I would think, for example, that the approval for Obama moved pretty differently among the different groups. I’d think that the strong D approval at the beginning of his term persisted among minorities, whereas it rapidly dropped and ended up pretty negative among southern whites. But that’s just a guess.

Obama’s probably not the most consequential for the analysis, being so recent, but I figure there are other points in history where approval moved significantly differently by subgroup.

I’m amused by the comparison to checking mathematical theorems, as though this is something alien to statistics. Mathematicians don’t (generally) announce a challenge to other mathematicians to check their proofs–the proofs just get checked as part of peer review and by their colleagues post-publication. So this enterprise, which they are framing as a grand challenge, is really just open-source peer review.

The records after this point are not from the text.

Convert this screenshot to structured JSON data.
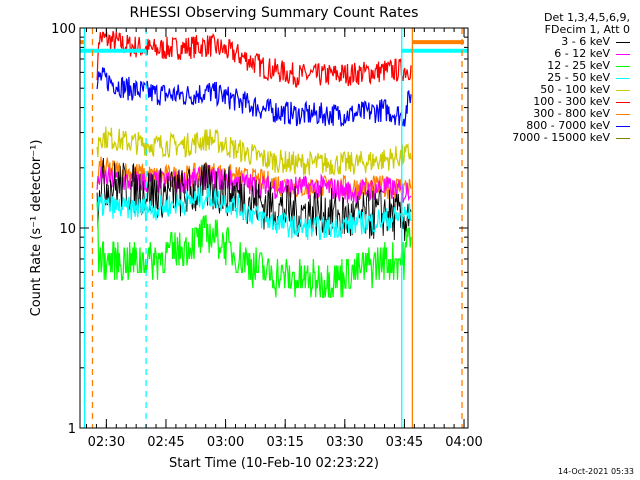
{
  "chart_data": {
    "type": "line",
    "title": "RHESSI Observing Summary Count Rates",
    "xlabel": "Start Time (10-Feb-10 02:23:22)",
    "ylabel": "Count Rate (s⁻¹ detector⁻¹)",
    "y_scale": "log",
    "ylim": [
      1,
      100
    ],
    "y_ticks": [
      "1",
      "10",
      "100"
    ],
    "xlim": [
      "02:23:22",
      "04:01:00"
    ],
    "x_ticks": [
      "02:30",
      "02:45",
      "03:00",
      "03:15",
      "03:30",
      "03:45",
      "04:00"
    ],
    "legend_header": [
      "Det 1,3,4,5,6,9,",
      "FDecim 1, Att 0"
    ],
    "series": [
      {
        "name": "3 - 6 keV",
        "color": "#000000",
        "x": [
          "02:28",
          "02:35",
          "02:42",
          "02:50",
          "02:56",
          "03:02",
          "03:10",
          "03:18",
          "03:25",
          "03:32",
          "03:40",
          "03:45",
          "03:47"
        ],
        "y": [
          17,
          16,
          15,
          15,
          16,
          15,
          13,
          12,
          12,
          11,
          12,
          11,
          13
        ]
      },
      {
        "name": "6 - 12 keV",
        "color": "#ff00ff",
        "x": [
          "02:28",
          "02:35",
          "02:42",
          "02:50",
          "02:56",
          "03:02",
          "03:10",
          "03:18",
          "03:25",
          "03:32",
          "03:40",
          "03:45",
          "03:47"
        ],
        "y": [
          18,
          17,
          17,
          17,
          18,
          17,
          16,
          16,
          16,
          15,
          16,
          15,
          16
        ]
      },
      {
        "name": "12 - 25 keV",
        "color": "#00ff00",
        "x": [
          "02:28",
          "02:35",
          "02:42",
          "02:50",
          "02:56",
          "03:02",
          "03:10",
          "03:18",
          "03:25",
          "03:32",
          "03:40",
          "03:45",
          "03:47"
        ],
        "y": [
          7,
          6.8,
          7,
          8,
          9.5,
          7.5,
          6,
          5.5,
          5.5,
          6,
          6.8,
          7,
          11
        ]
      },
      {
        "name": "25 - 50 keV",
        "color": "#00ffff",
        "x": [
          "02:28",
          "02:35",
          "02:42",
          "02:50",
          "02:56",
          "03:02",
          "03:10",
          "03:18",
          "03:25",
          "03:32",
          "03:40",
          "03:45",
          "03:47"
        ],
        "y": [
          13,
          12.5,
          12.5,
          13.5,
          14.5,
          13,
          11,
          10,
          10,
          10.5,
          11,
          11.5,
          12
        ]
      },
      {
        "name": "50 - 100 keV",
        "color": "#cccc00",
        "x": [
          "02:28",
          "02:35",
          "02:42",
          "02:50",
          "02:56",
          "03:02",
          "03:10",
          "03:18",
          "03:25",
          "03:32",
          "03:40",
          "03:45",
          "03:47"
        ],
        "y": [
          29,
          27,
          26,
          26,
          28,
          25,
          22,
          21,
          21,
          21,
          22,
          23,
          24
        ]
      },
      {
        "name": "100 - 300 keV",
        "color": "#ff0000",
        "x": [
          "02:28",
          "02:35",
          "02:42",
          "02:50",
          "02:56",
          "03:02",
          "03:10",
          "03:18",
          "03:25",
          "03:32",
          "03:40",
          "03:45",
          "03:47"
        ],
        "y": [
          90,
          82,
          78,
          80,
          82,
          75,
          63,
          58,
          58,
          59,
          61,
          62,
          63
        ]
      },
      {
        "name": "300 - 800 keV",
        "color": "#ff8000",
        "x": [
          "02:28",
          "02:35",
          "02:42",
          "02:50",
          "02:56",
          "03:02",
          "03:10",
          "03:18",
          "03:25",
          "03:32",
          "03:40",
          "03:45",
          "03:47"
        ],
        "y": [
          20,
          19,
          18,
          18,
          19,
          18,
          17,
          16,
          16,
          16,
          16,
          16,
          16
        ]
      },
      {
        "name": "800 - 7000 keV",
        "color": "#0000ff",
        "x": [
          "02:28",
          "02:35",
          "02:42",
          "02:50",
          "02:56",
          "03:02",
          "03:10",
          "03:18",
          "03:25",
          "03:32",
          "03:40",
          "03:45",
          "03:47"
        ],
        "y": [
          57,
          50,
          47,
          46,
          48,
          44,
          39,
          37,
          37,
          37,
          39,
          36,
          50
        ]
      },
      {
        "name": "7000 - 15000 keV",
        "color": "#808000",
        "x": [],
        "y": []
      }
    ],
    "vertical_lines": [
      {
        "x": "02:24:30",
        "color": "#00ffff",
        "style": "solid"
      },
      {
        "x": "02:26:30",
        "color": "#ff8000",
        "style": "dashed"
      },
      {
        "x": "02:40:00",
        "color": "#00ffff",
        "style": "dashed"
      },
      {
        "x": "03:44:20",
        "color": "#00ffff",
        "style": "solid"
      },
      {
        "x": "03:47:00",
        "color": "#ff8000",
        "style": "solid"
      },
      {
        "x": "03:59:30",
        "color": "#ff8000",
        "style": "dashed"
      }
    ],
    "flag_bars": [
      {
        "color": "#00ffff",
        "y": 77,
        "from": "02:23:22",
        "to": "02:40:00"
      },
      {
        "color": "#ff8000",
        "y": 85,
        "from": "02:23:22",
        "to": "02:24:20"
      },
      {
        "color": "#00ffff",
        "y": 77,
        "from": "03:44:20",
        "to": "04:01:00"
      },
      {
        "color": "#ff8000",
        "y": 85,
        "from": "03:47:00",
        "to": "04:00:00"
      }
    ]
  },
  "footer": {
    "timestamp": "14-Oct-2021 05:33"
  }
}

In which case, what we need is a single document with all proofs and/or all simulation code and results. Instead, they seem to have provided a list of articles and an R package.

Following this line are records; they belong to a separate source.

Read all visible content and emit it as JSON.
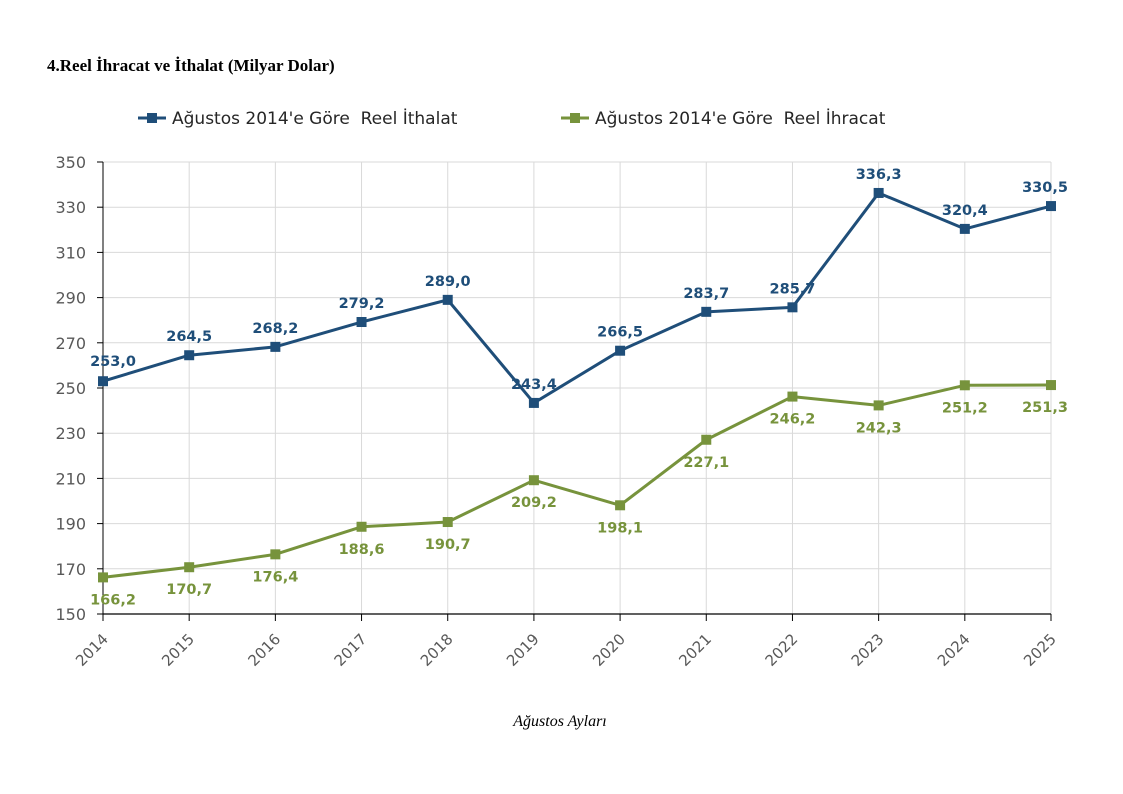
{
  "chart_data": {
    "type": "line",
    "title": "4.Reel İhracat ve İthalat (Milyar Dolar)",
    "xlabel": "Ağustos Ayları",
    "ylabel": "",
    "categories": [
      "2014",
      "2015",
      "2016",
      "2017",
      "2018",
      "2019",
      "2020",
      "2021",
      "2022",
      "2023",
      "2024",
      "2025"
    ],
    "ylim": [
      150,
      350
    ],
    "yticks": [
      150,
      170,
      190,
      210,
      230,
      250,
      270,
      290,
      310,
      330,
      350
    ],
    "grid": true,
    "legend_position": "top",
    "series": [
      {
        "name": "Ağustos 2014'e Göre  Reel İthalat",
        "color": "#1F4E79",
        "marker": "square",
        "values": [
          253.0,
          264.5,
          268.2,
          279.2,
          289.0,
          243.4,
          266.5,
          283.7,
          285.7,
          336.3,
          320.4,
          330.5
        ],
        "labels": [
          "253,0",
          "264,5",
          "268,2",
          "279,2",
          "289,0",
          "243,4",
          "266,5",
          "283,7",
          "285,7",
          "336,3",
          "320,4",
          "330,5"
        ],
        "label_position": "above"
      },
      {
        "name": "Ağustos 2014'e Göre  Reel İhracat",
        "color": "#77933C",
        "marker": "square",
        "values": [
          166.2,
          170.7,
          176.4,
          188.6,
          190.7,
          209.2,
          198.1,
          227.1,
          246.2,
          242.3,
          251.2,
          251.3
        ],
        "labels": [
          "166,2",
          "170,7",
          "176,4",
          "188,6",
          "190,7",
          "209,2",
          "198,1",
          "227,1",
          "246,2",
          "242,3",
          "251,2",
          "251,3"
        ],
        "label_position": "below"
      }
    ]
  }
}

Maybe by framing the review process as a grand challenge, they hope to increase attention, interest and participation. That’s pretty clever, actually. But evaluating an R package using unspecified criteria isn’t proof-checking, it’s debugging.

Michael:

I haven’t looked into these particular papers, and I agree that part of this is a publicity stunt—which is fine! I do publicity stunts too! I like publicity stunts! Also, though, checking a statistical method is slightly different from checking a mathematical proof, as there are also issues of how the problem is set up, how reasonable is the model, etc. Rather than calling this proof-checking or debugging, I think the best term is open peer review, as you say.

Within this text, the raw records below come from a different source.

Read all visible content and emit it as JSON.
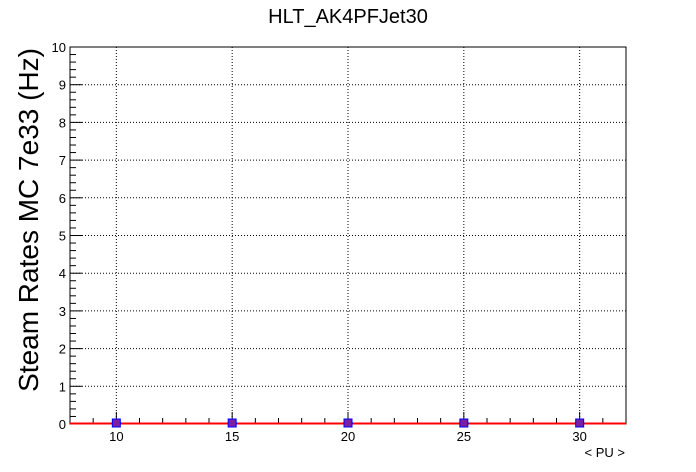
{
  "chart_data": {
    "type": "scatter",
    "title": "HLT_AK4PFJet30",
    "xlabel": "< PU >",
    "ylabel": "Steam Rates MC 7e33 (Hz)",
    "xlim": [
      8,
      32
    ],
    "ylim": [
      0,
      10
    ],
    "x_ticks": [
      "10",
      "15",
      "20",
      "25",
      "30"
    ],
    "y_ticks": [
      "0",
      "1",
      "2",
      "3",
      "4",
      "5",
      "6",
      "7",
      "8",
      "9",
      "10"
    ],
    "grid": true,
    "series": [
      {
        "color": "#0000ff",
        "marker_color": "#7b1fa2",
        "x": [
          10,
          15,
          20,
          25,
          30
        ],
        "values": [
          0,
          0,
          0,
          0,
          0
        ]
      }
    ],
    "fit_line": {
      "color": "#ff0000",
      "x": [
        8,
        32
      ],
      "values": [
        0,
        0
      ]
    }
  }
}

We have of course received reviews from journals and colleagues. Our hope, however, is to have some people who are really smart with strong technical backgrounds assess our techniques to ensure they are sensible. Our thinking is that the readers of Andy’s blog fit this profile exactly.

We’ve provided an R package not so people will check our code — that is our responsibility. The R package is provided so as to encourage people to try out our methods on their own data and assess their usefulness. If the math is correct but the methods are of little use, then there is considerable more work to be done.

Michael said,

“evaluating an R package using unspecified criteria isn’t proof-checking, it’s debugging”

Speaking as a mathematician: Proof-checking is a form of debugging — not debugging a program, but looking for “bugs” in a proof and correcting them if possible.

The question with the R-program is not whether the code is correct. The question is whether the type of analyses that program can produce results in substantially interesting social science results. Lots of statistical methods out there, all mathematical correct with bugless code. Question is whether they are good for doing social science.

I’ve followed Winship and Fosse’s work over the years, and have learned a great deal from their approach. These papers really drive home the point that there is no statistical solution to the APC problem, but that there needs to be external information to identify all effects.

I think there is a small technical issue with how the linear and non-linear effects are separated; Fosse and Winship used unweighted orthogonal polynomials where weighted orthogonal polynomials should be used. I’ve written this up in short paper, along with some other suggestions: https://osf.io/preprints/socarxiv/xrbgv/

R doesn’t have a built-in function to compute weighted orthogonal polynomials so I wrote one up in this R package:

https://github.com/elbersb/weightedcontrasts#readme

The package also contains two vignettes that reanalyze two examples from the APC literature.